Given the heights that brands are trying to achieve, I don't think that is acceptable.

That is not to say that brands don't recognize this, and many are trying to tackle this inconsistency in various ways. Some hire multi-lingual agents to help customers, some establish dedicated country and regional teams, some outsource their service operations to specialist and multi-lingual service providers, some use translators and translation tools, while others rely on Google Translate to help them engage with and serve their customers across different languages.

However, regardless of whether you are a large international brand, a start-up or a scale-up, these options range from difficult to set up and complicated to manage to expensive, slow and prone to error.

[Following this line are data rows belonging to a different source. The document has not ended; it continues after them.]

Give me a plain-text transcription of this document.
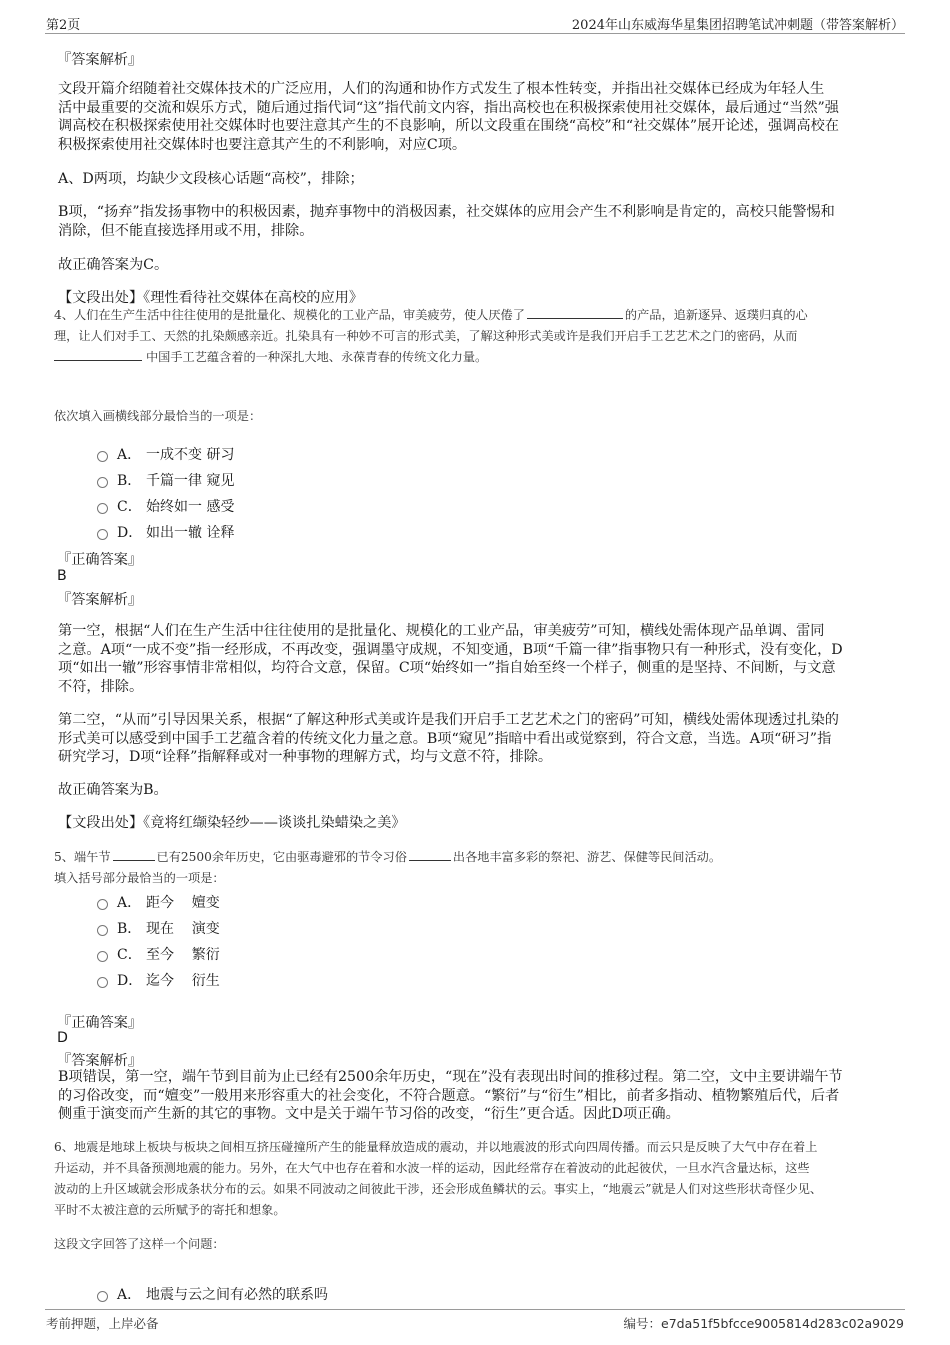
第2页	2024年山东威海华星集团招聘笔试冲刺题（带答案解析）
『答案解析』
文段开篇介绍随着社交媒体技术的广泛应用，人们的沟通和协作方式发生了根本性转变，并指出社交媒体已经成为年轻人生
活中最重要的交流和娱乐方式，随后通过指代词“这”指代前文内容，指出高校也在积极探索使用社交媒体，最后通过“当然”强
调高校在积极探索使用社交媒体时也要注意其产生的不良影响，所以文段重在围绕“高校”和“社交媒体”展开论述，强调高校在
积极探索使用社交媒体时也要注意其产生的不利影响，对应C项。
A、D两项，均缺少文段核心话题“高校”，排除；
B项，“扬弃”指发扬事物中的积极因素，抛弃事物中的消极因素，社交媒体的应用会产生不利影响是肯定的，高校只能警惕和
消除，但不能直接选择用或不用，排除。
故正确答案为C。
【文段出处】《理性看待社交媒体在高校的应用》
4、人们在生产生活中往往使用的是批量化、规模化的工业产品，审美疲劳，使人厌倦了	的产品，追新逐异、返璞归真的心
理，让人们对手工、天然的扎染颇感亲近。扎染具有一种妙不可言的形式美，了解这种形式美或许是我们开启手工艺艺术之门的密码，从而
中国手工艺蕴含着的一种深扎大地、永葆青春的传统文化力量。
依次填入画横线部分最恰当的一项是：
A． 一成不变 研习
B． 千篇一律 窥见
C． 始终如一 感受
D． 如出一辙 诠释
『正确答案』
B
『答案解析』
第一空，根据“人们在生产生活中往往使用的是批量化、规模化的工业产品，审美疲劳”可知，横线处需体现产品单调、雷同
之意。A项“一成不变”指一经形成，不再改变，强调墨守成规，不知变通，B项“千篇一律”指事物只有一种形式，没有变化，D
项“如出一辙”形容事情非常相似，均符合文意，保留。C项“始终如一”指自始至终一个样子，侧重的是坚持、不间断，与文意
不符，排除。
第二空，“从而”引导因果关系，根据“了解这种形式美或许是我们开启手工艺艺术之门的密码”可知，横线处需体现透过扎染的
形式美可以感受到中国手工艺蕴含着的传统文化力量之意。B项“窥见”指暗中看出或觉察到，符合文意，当选。A项“研习”指
研究学习，D项“诠释”指解释或对一种事物的理解方式，均与文意不符，排除。
故正确答案为B。
【文段出处】《竟将红缬染轻纱——谈谈扎染蜡染之美》
5、端午节	已有2500余年历史，它由驱毒避邪的节令习俗	出各地丰富多彩的祭祀、游艺、保健等民间活动。
填入括号部分最恰当的一项是：
A． 距今    嬗变
B． 现在    演变
C． 至今    繁衍
D． 迄今    衍生
『正确答案』
D
『答案解析』
B项错误，第一空，端午节到目前为止已经有2500余年历史，“现在”没有表现出时间的推移过程。第二空，文中主要讲端午节
的习俗改变，而“嬗变”一般用来形容重大的社会变化，不符合题意。“繁衍”与“衍生”相比，前者多指动、植物繁殖后代，后者
侧重于演变而产生新的其它的事物。文中是关于端午节习俗的改变，“衍生”更合适。因此D项正确。
6、地震是地球上板块与板块之间相互挤压碰撞所产生的能量释放造成的震动，并以地震波的形式向四周传播。而云只是反映了大气中存在着上
升运动，并不具备预测地震的能力。另外，在大气中也存在着和水波一样的运动，因此经常存在着波动的此起彼伏，一旦水汽含量达标，这些
波动的上升区域就会形成条状分布的云。如果不同波动之间彼此干涉，还会形成鱼鳞状的云。事实上，“地震云”就是人们对这些形状奇怪少见、
平时不太被注意的云所赋予的寄托和想象。
这段文字回答了这样一个问题：
A． 地震与云之间有必然的联系吗
考前押题，上岸必备	编号：e7da51f5bfcce9005814d283c02a9029
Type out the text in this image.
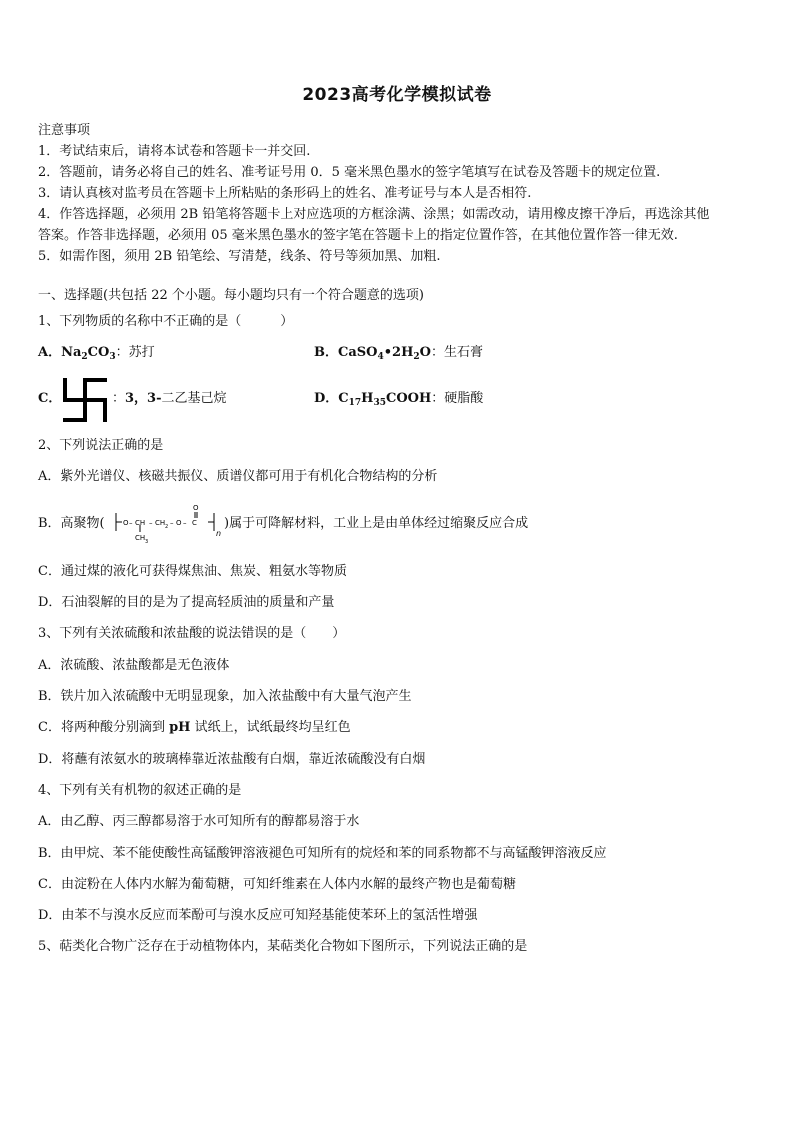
2023高考化学模拟试卷

注意事项

1．考试结束后，请将本试卷和答题卡一并交回.

2．答题前，请务必将自己的姓名、准考证号用 0．5 毫米黑色墨水的签字笔填写在试卷及答题卡的规定位置.

3．请认真核对监考员在答题卡上所粘贴的条形码上的姓名、准考证号与本人是否相符.

4．作答选择题，必须用 2B 铅笔将答题卡上对应选项的方框涂满、涂黑；如需改动，请用橡皮擦干净后，再选涂其他

答案。作答非选择题，必须用 05 毫米黑色墨水的签字笔在答题卡上的指定位置作答，在其他位置作答一律无效.

5．如需作图，须用 2B 铅笔绘、写清楚，线条、符号等须加黑、加粗.

一、选择题(共包括 22 个小题。每小题均只有一个符合题意的选项)
1、下列物质的名称中不正确的是（　　　）
A．$Na_2CO_3$：苏打	B．$CaSO_4•2H_2O$：生石膏
C．	：3，3-二乙基己烷	D．$C_{17}H_{35}COOH$：硬脂酸
2、下列说法正确的是
A．紫外光谱仪、核磁共振仪、质谱仪都可用于有机化合物结构的分析
B．高聚物(	O – CH – CH 2 – O – C
O
CH 3
n
)属于可降解材料，工业上是由单体经过缩聚反应合成
C．通过煤的液化可获得煤焦油、焦炭、粗氨水等物质
D．石油裂解的目的是为了提高轻质油的质量和产量
3、下列有关浓硫酸和浓盐酸的说法错误的是（　　）
A．浓硫酸、浓盐酸都是无色液体
B．铁片加入浓硫酸中无明显现象，加入浓盐酸中有大量气泡产生
C．将两种酸分别滴到 pH 试纸上，试纸最终均呈红色
D．将蘸有浓氨水的玻璃棒靠近浓盐酸有白烟，靠近浓硫酸没有白烟
4、下列有关有机物的叙述正确的是
A．由乙醇、丙三醇都易溶于水可知所有的醇都易溶于水
B．由甲烷、苯不能使酸性高锰酸钾溶液褪色可知所有的烷烃和苯的同系物都不与高锰酸钾溶液反应
C．由淀粉在人体内水解为葡萄糖，可知纤维素在人体内水解的最终产物也是葡萄糖
D．由苯不与溴水反应而苯酚可与溴水反应可知羟基能使苯环上的氢活性增强
5、萜类化合物广泛存在于动植物体内，某萜类化合物如下图所示，下列说法正确的是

That makes what Unbabel is doing interesting and exciting. They have built an artificial intelligence (AI) powered human translation platform that integrates closely with many leading customer service and engagement platform players. In short, their platform combines an artificial intelligence translation engine that covers up to 28 different languages and operates across, email, chat and FAQs with a global network of expert human editors who, through their work, are continuously training their models so that the system gets smarter over time. 

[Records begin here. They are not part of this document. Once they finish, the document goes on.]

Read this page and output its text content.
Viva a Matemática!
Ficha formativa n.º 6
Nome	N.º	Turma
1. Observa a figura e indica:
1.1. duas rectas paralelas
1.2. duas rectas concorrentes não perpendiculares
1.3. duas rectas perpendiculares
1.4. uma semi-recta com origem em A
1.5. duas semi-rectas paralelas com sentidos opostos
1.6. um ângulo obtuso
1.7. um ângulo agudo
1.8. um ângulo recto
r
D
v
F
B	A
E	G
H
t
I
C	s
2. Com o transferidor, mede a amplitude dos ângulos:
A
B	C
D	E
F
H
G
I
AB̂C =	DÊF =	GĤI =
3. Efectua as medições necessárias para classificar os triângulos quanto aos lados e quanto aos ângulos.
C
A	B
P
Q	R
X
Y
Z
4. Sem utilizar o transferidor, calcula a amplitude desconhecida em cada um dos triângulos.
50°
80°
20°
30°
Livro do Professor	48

They call it a Language Operations (LangOps) platform. While their first area of focus is customer service, it is designed to help every team across a company easily interact with customers in any language.

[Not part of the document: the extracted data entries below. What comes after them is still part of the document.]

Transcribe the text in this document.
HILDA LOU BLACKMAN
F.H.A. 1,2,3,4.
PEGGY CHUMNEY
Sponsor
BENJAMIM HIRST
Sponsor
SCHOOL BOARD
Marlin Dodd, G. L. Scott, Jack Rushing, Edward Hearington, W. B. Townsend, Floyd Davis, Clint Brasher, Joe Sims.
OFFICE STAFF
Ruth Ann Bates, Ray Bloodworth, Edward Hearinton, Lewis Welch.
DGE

According to Unbabel's VP of Customer Operations, Jason Richardson, in a recent webinar, their approach offers organizations either operating internationally or wanting to expand into new markets four main benefits:

  1. Improved experience - Language is the most basic form of personalization and plays a significant role in a customer's experience. So, allowing customers and prospects the ability to communicate in their language of choice, they are likely to feel more welcome and more comfortable. This is likely to produce a better dialogue and a better experience.
  2. Greater reach - Leveraging a LangOps platform can help brands expand their reach while minimizing the risk and investment typically required when operating in or expanding into new markets.
  3. Ease talent-hiring difficulties - When businesses expand into new markets, their main hiring priority is language skills. However, the use of translation tools can alleviate that requirement and allow the brand to hire not only based on language skills but also on experience, attitude, personality and fit with the business.
  4. Improved efficiency and quality - A translation platform that is constantly learning is very likely to speed up response times and boost accuracy rates.

The idea that customers have to put up with different levels of service depending on their language is unacceptable. We should be aiming to raise the level of customer service and customer experience independent of language and location. Unbabel's solution goes a long way towards helping address these inequities.